Avec la construction d’une école locale, environ 300 filles qui n’ont jamais été scolarisées auront bientôt accès à l’enseignement primaire dans leur village.

Qaiser Munir estime que l’impact sera transformateur et remercie la communauté et le CSEN pour avoir favorisé cette avancée grâce à des données précieuses, à leur persévérance et à leur unité.

« Et ce n’est que le début », déclare Ishtiaq Ahmad Khan. « Nous devons rester impliqués pour faire en sorte que cette école puisse répondre à tous les besoins de nos enfants. »

Leur stratégie : une approche étape par étape

Dans le cadre du projet REAP soutenu par L’Éducation à voix haute, l’Institut des sciences politiques et sociales a mis en place le réseau de la société civile pour l’éducation (CSEN) dans tout le Pakistan afin de renforcer le plaidoyer au niveau local et de promouvoir l’engagement dans le domaine de l’éducation.

À Chamhora, le CSEN a pris les mesures suivantes pour concrétiser la création d’une nouvelle école :

  • La mobilisation communautaire a permis d’obtenir le soutien indispensable des autorités locales. Il s’agissait de réunir les dirigeants communautaires afin de mettre en évidence le problème et d’élaborer un ensemble de revendications communes à présenter aux autorités éducatives du district, en impliquant le président du conseil du village dans les réunions au niveau du district.
  • Des alliances stratégiques entre les membres de la communauté, les dirigeants locaux et les autorités éducatives du district ont été nouées afin d’obtenir le soutien de la communauté pour une demande officielle, étayée par des données, qui a ensuite été soumise aux responsables éducatifs du district. Des réunions de suivi régulières avec les acteurs de la société civile, les bénéficiaires potentiels et les parents ont permis de maintenir la dynamique et l’unité.
  • Un plaidoyer fondé sur des données, en exploitant celles-ci à chaque étape du processus, a permis de démontrer le potentiel transformateur d’une approche éclairée et documentée pour relever les défis complexes du secteur de l’éducation. La présentation transparente des données aux membres de la communauté les a également aidés à saisir l’importance de la question, favorisant ainsi un sentiment collectif d’urgence et d’engagement à trouver des solutions.
  • Un engagement constant à travers un dialogue régulier avec les responsables éducatifs du district a permis de garantir la poursuite des efforts en faveur de la création d’une nouvelle école, en accord avec les cycles de planification éducative du district. Cet engagement a permis de maintenir la question au premier plan et a finalement conduit à l’obtention de l’accord.

Perspectives d’avenir

L’approbation de la nouvelle école marque une étape importante pour Chamhora, mais le chemin est encore long.

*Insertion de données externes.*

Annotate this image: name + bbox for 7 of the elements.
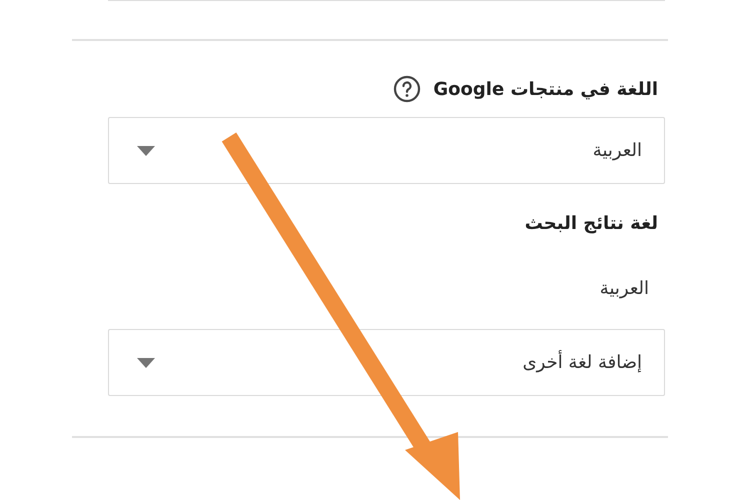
- section-heading: لغة نتائج البحث: [524, 212, 658, 234]
- dropdown-caret-icon: [137, 358, 155, 368]
- add-language-dropdown[interactable]: إضافة لغة أخرى: [108, 329, 665, 396]
- language-label: العربية: [600, 278, 649, 299]
- help-icon[interactable]: [393, 75, 422, 103]
- language-dropdown[interactable]: العربية: [108, 117, 665, 184]
- dropdown-caret-icon: [137, 146, 155, 156]
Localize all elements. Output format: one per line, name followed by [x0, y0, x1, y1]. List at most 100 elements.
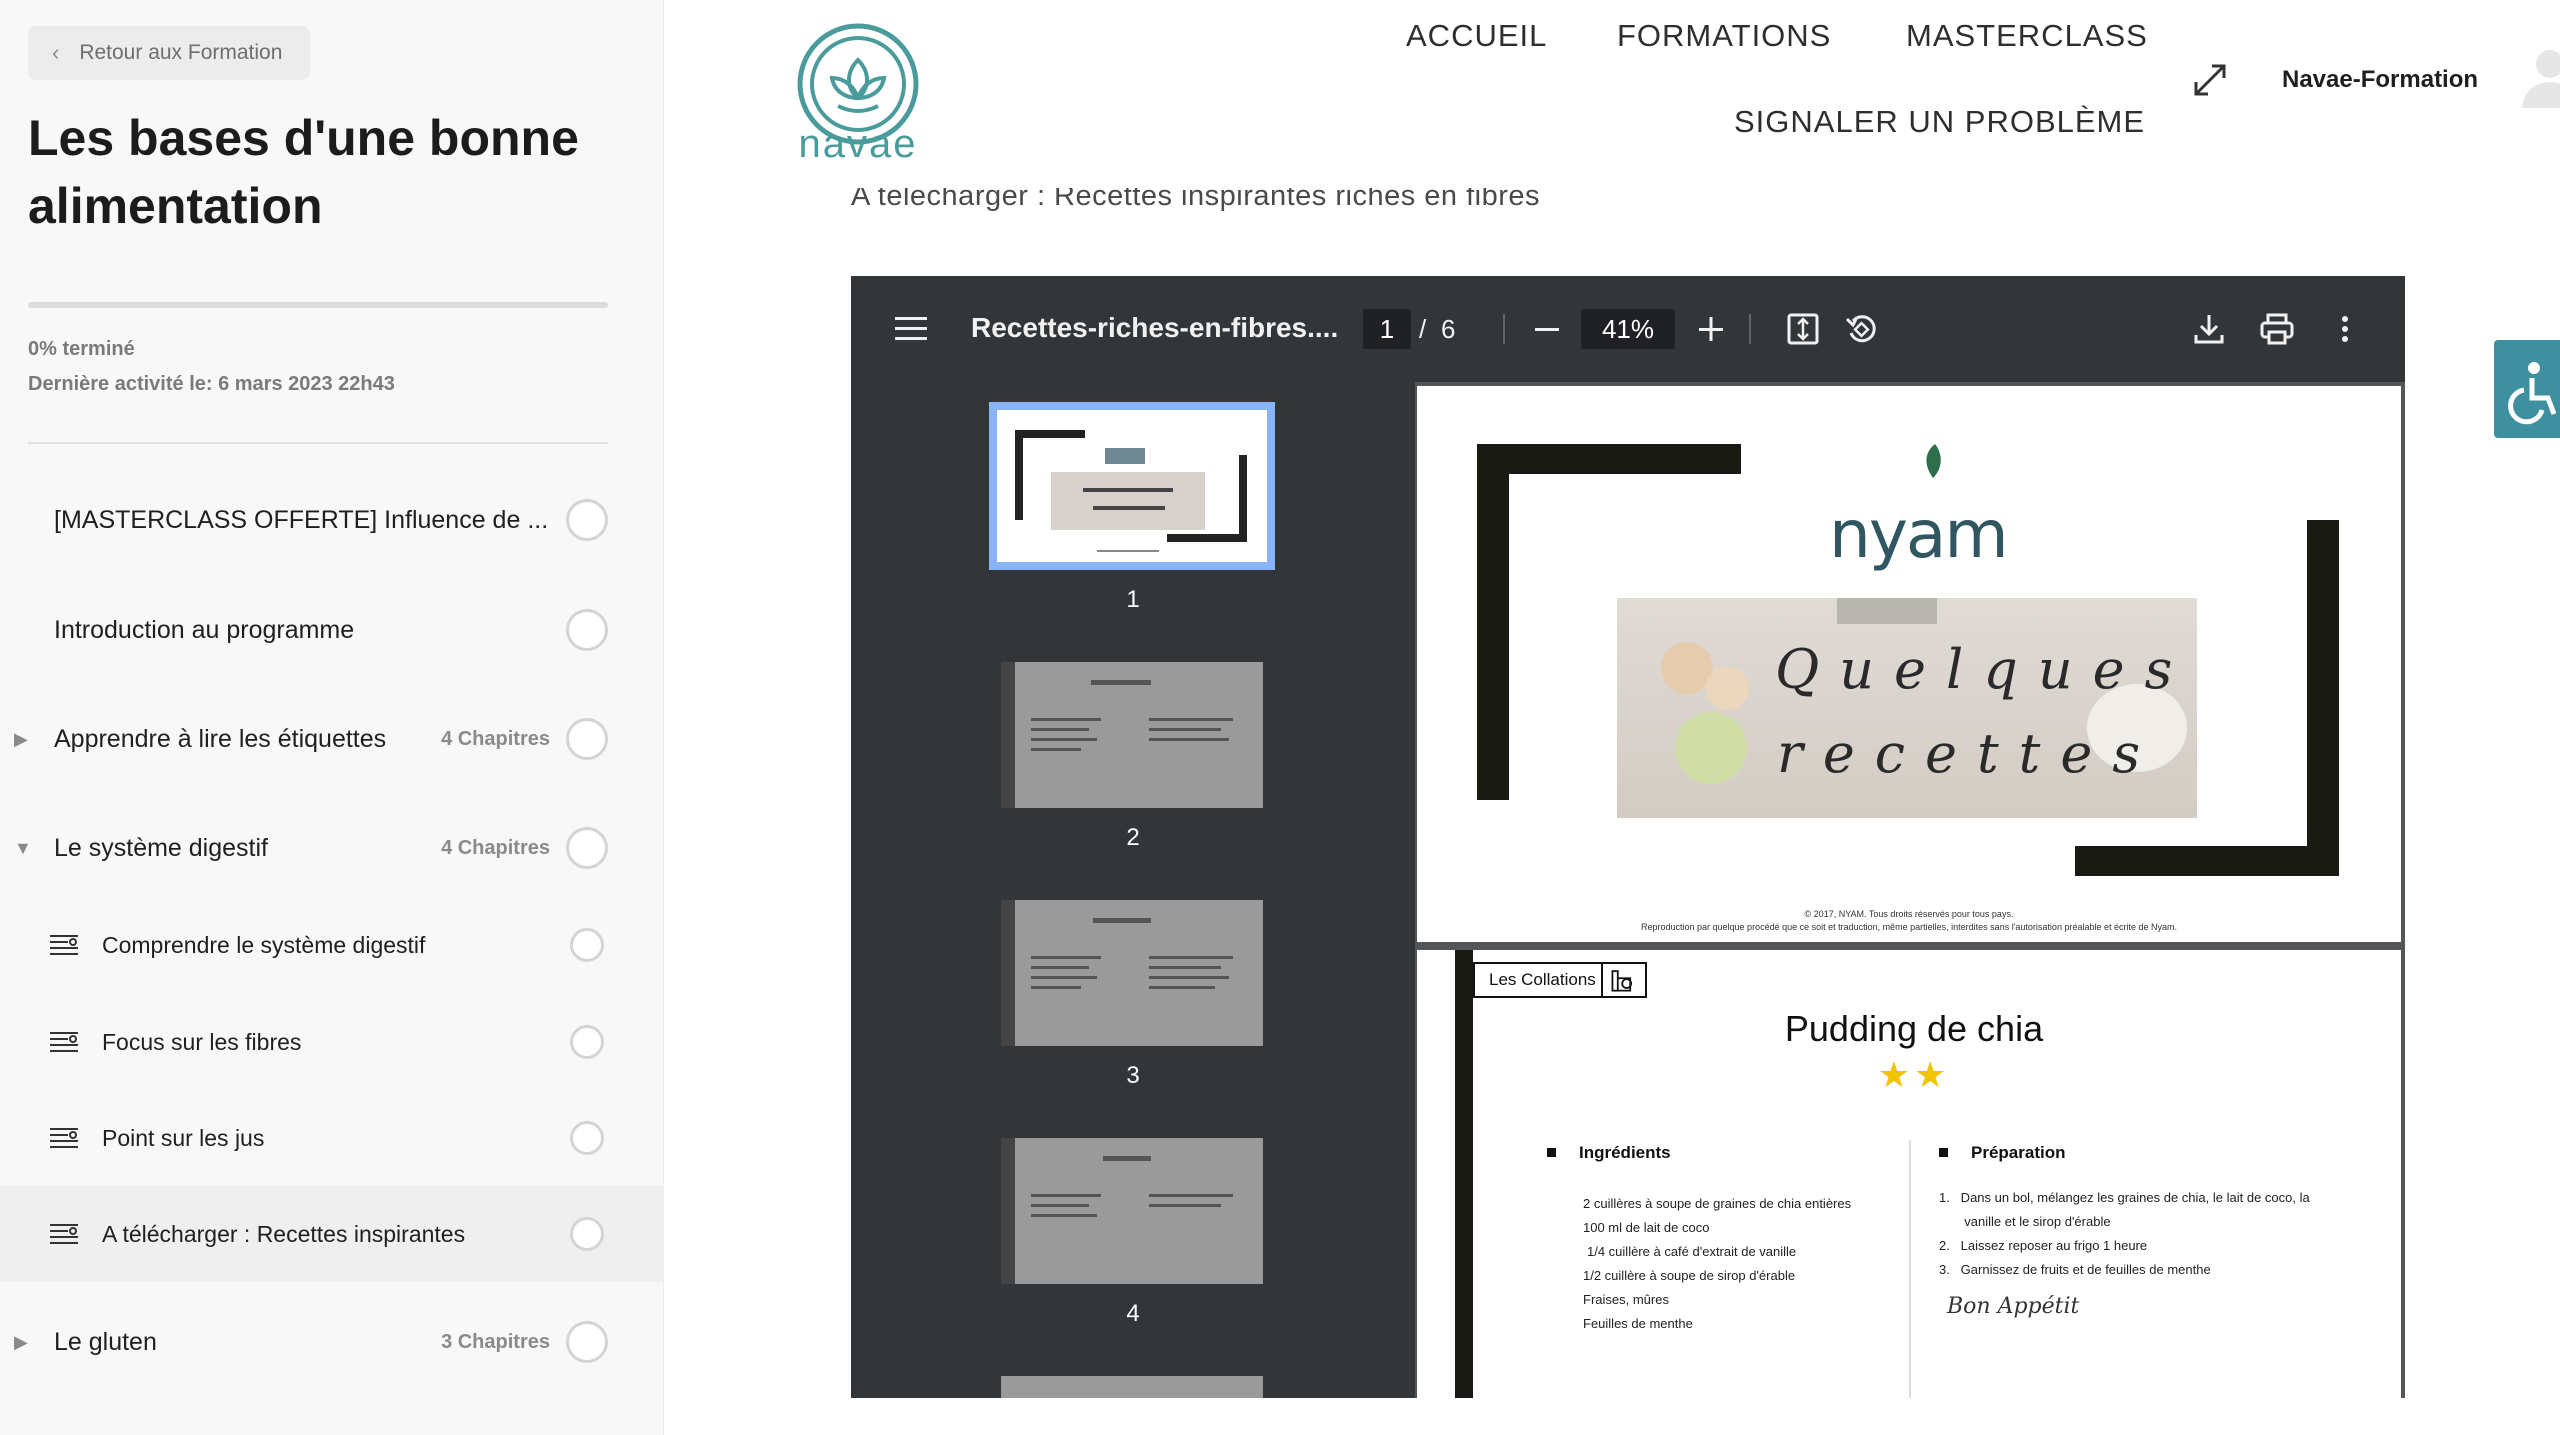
thumbnail-sidebar: 1 2 3 4 — [851, 382, 1415, 1398]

Le financement étant assuré et les formalités en cours, les responsables gouvernementaux travaillent avec la communauté pour trouver un site de construction sûr dans cette zone du village exposée aux tremblements de terre.

Une fois cette étape franchie, la construction pourra commencer, permettant ainsi à 300 filles d’accéder à l’éducation à laquelle elles ont droit et réaffirmant le pouvoir du changement mené par la communauté.